Finale Ligure. Si è svolto nei giorni scorsi, presso il corner-point della lista civica, l’incontro tra il candidato sindaco di Finale Ligure Ugo Frascherelli e il comitato Emanuele Celesia, che si batte per il ritorno e la riapertura della scuola elementare a Finalborgo.
Con il candidato sindaco e gli esponenti della lista civica finalese Sergio Colombo, Claudio Casanova e Deborah Rotelli, si è parlato della situazione e delle problematiche che il trasferimento e l’accorpamento hanno creato, discutendo a viso aperto sulle possibili soluzioni ai problemi.
“Ricordiamo che la scuola elementare, che da oltre 50 anni è presente sul territorio di Finalborgo e ad oggi conta oltre 100 iscritti, nell’estate del 2012 è stata chiusa dall’attuale giunta Richeri-Ferrari, e trasferita presso il plesso di Finalmarina in via Brunenghi, contro il volere dei genitori e degli abitanti del borgo finalese – spiegano dal comitato – Dopo mesi di discussione e tentennamenti del sindaco Richeri e della giunta comunale uscente che con il consiglio comunale di giugno 2012 aveva dapprima rinunciato al trasferimento dichiarando ‘La scuola rimane a Finalborgo’, per poi ribaltare tale decisione nel Luglio successivo, attraverso il Consiglio di Giunta ristretta alla solo maggioranza, chiudendo e trasferendo ‘provvisoriamente’ la scuola”.
“Non erano state dunque minimamente ascoltate le proposte e le alternative avanzate dai genitori, per permettere la convivenza sia del Liceo che della Scuola Elementare nel grande caseggiato della Colonia Rivetti”, lamenta il comitato, che ha illustrato al candidato Frascherelli dapprima le problematiche dell’attuale sistemazione, ovvero la mancanza di spazi adeguati per l’elevato numero di alunni presenti in V. Brunenghi, e conseguentemente le possibili soluzioni per il ritorno in “Borgo” della scuola, “che difficilmente sarà risolto con la costruzione di un nuovo edificio, come promesso dalla giunta Richeri–Ferrari”.
“Questo sia per i tempi incerti di realizzazione del progetto edilizio collegato, sia per i costi difficilmente reperibili in questi momenti di crisi dello Stato Italiano – spiegano – Si è ipotizzato di utilizzare edifici comunali esistenti e disponibili, come l’attuale sede INPS, Piazza del Tribunale ex sede del Giudice di Pace, i Chiostri di S. Caterina con annessa Biblioteca, nonché rivedere gli spazi all’interno della stessa Rivetti”.
“Non posso promettervi nulla di specifico.

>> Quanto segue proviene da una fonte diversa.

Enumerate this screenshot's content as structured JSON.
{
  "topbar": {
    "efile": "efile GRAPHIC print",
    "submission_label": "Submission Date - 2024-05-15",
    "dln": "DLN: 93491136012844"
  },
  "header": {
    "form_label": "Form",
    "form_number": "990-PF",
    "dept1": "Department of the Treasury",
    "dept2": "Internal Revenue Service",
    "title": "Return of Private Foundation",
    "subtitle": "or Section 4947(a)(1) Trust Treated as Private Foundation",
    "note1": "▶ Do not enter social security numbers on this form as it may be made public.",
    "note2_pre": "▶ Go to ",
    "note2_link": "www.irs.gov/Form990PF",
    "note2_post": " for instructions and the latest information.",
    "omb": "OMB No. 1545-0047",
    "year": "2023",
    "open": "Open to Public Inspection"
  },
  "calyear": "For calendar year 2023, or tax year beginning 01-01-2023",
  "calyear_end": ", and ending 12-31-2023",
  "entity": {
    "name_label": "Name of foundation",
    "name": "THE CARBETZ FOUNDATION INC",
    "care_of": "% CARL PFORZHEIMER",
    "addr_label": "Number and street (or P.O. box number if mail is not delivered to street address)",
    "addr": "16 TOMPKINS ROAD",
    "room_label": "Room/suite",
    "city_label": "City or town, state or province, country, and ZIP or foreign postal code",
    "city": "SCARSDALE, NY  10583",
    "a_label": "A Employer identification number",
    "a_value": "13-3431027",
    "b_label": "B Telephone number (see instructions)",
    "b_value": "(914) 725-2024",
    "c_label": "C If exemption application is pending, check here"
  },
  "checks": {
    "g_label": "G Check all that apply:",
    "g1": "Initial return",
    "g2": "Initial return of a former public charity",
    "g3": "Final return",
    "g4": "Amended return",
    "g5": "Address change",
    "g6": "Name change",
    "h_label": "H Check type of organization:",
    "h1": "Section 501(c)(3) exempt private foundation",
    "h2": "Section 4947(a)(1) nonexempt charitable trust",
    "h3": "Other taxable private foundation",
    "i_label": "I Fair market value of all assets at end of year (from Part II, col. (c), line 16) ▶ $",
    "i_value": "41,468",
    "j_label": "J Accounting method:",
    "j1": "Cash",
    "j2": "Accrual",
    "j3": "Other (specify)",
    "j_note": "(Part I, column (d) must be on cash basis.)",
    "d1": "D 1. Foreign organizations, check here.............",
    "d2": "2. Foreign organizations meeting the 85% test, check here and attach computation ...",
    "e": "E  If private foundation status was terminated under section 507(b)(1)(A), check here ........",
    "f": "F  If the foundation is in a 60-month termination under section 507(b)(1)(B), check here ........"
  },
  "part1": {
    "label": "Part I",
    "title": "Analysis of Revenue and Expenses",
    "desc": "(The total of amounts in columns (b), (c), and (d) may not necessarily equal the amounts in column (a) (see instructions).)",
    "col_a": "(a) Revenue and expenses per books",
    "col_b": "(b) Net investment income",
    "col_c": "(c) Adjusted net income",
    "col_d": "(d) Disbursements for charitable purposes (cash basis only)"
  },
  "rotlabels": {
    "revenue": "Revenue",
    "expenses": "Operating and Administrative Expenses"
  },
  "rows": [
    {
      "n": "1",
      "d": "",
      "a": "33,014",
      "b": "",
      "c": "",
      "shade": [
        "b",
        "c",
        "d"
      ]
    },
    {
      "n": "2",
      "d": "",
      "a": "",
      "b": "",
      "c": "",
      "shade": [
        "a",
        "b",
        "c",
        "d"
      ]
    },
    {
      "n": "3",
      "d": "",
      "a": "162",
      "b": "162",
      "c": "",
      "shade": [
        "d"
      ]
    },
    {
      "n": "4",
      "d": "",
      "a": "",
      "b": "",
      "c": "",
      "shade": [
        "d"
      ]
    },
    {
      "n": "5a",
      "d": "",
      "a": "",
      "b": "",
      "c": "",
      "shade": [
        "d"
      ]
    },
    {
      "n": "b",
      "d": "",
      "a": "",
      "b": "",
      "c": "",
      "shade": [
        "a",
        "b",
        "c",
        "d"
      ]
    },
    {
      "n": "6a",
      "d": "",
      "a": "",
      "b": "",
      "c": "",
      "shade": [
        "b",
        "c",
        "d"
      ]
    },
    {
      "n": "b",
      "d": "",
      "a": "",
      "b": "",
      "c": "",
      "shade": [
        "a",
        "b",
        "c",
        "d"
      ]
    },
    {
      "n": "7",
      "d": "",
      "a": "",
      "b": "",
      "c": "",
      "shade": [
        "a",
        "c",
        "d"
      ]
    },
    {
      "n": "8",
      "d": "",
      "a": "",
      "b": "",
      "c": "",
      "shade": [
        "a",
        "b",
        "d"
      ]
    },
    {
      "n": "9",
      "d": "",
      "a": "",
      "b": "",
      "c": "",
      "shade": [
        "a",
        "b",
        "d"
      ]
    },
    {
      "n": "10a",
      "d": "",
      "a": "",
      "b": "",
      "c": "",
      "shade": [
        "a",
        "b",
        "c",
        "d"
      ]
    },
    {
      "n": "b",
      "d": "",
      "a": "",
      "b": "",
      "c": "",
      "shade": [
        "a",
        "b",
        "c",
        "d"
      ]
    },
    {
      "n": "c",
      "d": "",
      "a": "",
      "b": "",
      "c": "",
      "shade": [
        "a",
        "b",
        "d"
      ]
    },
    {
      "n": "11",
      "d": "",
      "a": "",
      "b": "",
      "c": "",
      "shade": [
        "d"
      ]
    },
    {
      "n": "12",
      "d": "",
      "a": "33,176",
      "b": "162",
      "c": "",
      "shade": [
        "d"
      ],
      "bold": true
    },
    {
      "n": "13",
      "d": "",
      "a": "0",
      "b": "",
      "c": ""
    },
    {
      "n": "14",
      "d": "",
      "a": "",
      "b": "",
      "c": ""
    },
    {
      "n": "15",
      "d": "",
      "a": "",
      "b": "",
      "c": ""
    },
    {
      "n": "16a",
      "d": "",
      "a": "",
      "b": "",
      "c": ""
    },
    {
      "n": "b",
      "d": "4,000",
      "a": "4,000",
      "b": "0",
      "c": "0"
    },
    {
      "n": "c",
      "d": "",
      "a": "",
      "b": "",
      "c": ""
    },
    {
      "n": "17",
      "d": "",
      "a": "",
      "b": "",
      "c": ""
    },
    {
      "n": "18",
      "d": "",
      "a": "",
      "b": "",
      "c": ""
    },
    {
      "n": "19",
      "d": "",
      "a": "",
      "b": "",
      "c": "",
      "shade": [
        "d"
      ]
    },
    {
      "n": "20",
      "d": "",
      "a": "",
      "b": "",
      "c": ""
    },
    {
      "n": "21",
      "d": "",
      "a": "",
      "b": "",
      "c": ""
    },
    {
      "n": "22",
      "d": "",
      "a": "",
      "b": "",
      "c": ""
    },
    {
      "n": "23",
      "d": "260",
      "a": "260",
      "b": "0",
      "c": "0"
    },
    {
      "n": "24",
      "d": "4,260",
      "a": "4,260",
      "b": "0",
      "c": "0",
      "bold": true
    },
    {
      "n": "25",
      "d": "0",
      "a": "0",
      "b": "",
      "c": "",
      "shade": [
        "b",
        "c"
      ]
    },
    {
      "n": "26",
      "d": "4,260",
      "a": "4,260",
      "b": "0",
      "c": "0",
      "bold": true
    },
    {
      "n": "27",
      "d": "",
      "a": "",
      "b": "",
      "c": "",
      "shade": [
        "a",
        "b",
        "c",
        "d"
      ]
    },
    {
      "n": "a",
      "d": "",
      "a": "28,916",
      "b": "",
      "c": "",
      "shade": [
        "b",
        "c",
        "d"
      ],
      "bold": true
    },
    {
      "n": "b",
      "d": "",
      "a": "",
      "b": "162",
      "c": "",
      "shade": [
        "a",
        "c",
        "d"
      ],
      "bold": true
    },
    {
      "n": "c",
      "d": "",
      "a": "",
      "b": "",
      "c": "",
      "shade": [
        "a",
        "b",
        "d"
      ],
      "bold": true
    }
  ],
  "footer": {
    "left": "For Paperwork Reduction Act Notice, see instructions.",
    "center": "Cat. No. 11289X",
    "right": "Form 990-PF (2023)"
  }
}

Anche se in campagna elettorale volendo si può promettere di tutto, ma è sbagliato fare promesse: occorre essere concreti – è stata la risposta di Frascherelli – Come ho già ampiamente detto ritengo essenziale definire, con la collaborazione della Provincia, un censimento di tutte le strutture scolastiche e una programmazione di interventi di manutenzione e di adeguamento sismico. Innanzitutto la sicurezza dei nostri figli”.
“Occorre poi – ha aggiunto Frascherelli – fare una verifica dei consumi energetici delle strutture per evitare sprechi e per risparmiare importanti risorse per i servizi scolastici; valuterò poi, in sinergia con la Direzione Didattica, la situazione complessiva dei plessi scolastici e l’opportunità del reperimento di ulteriori e diversi spazi rispetto a quelli oggi a disposizione delle scuole”.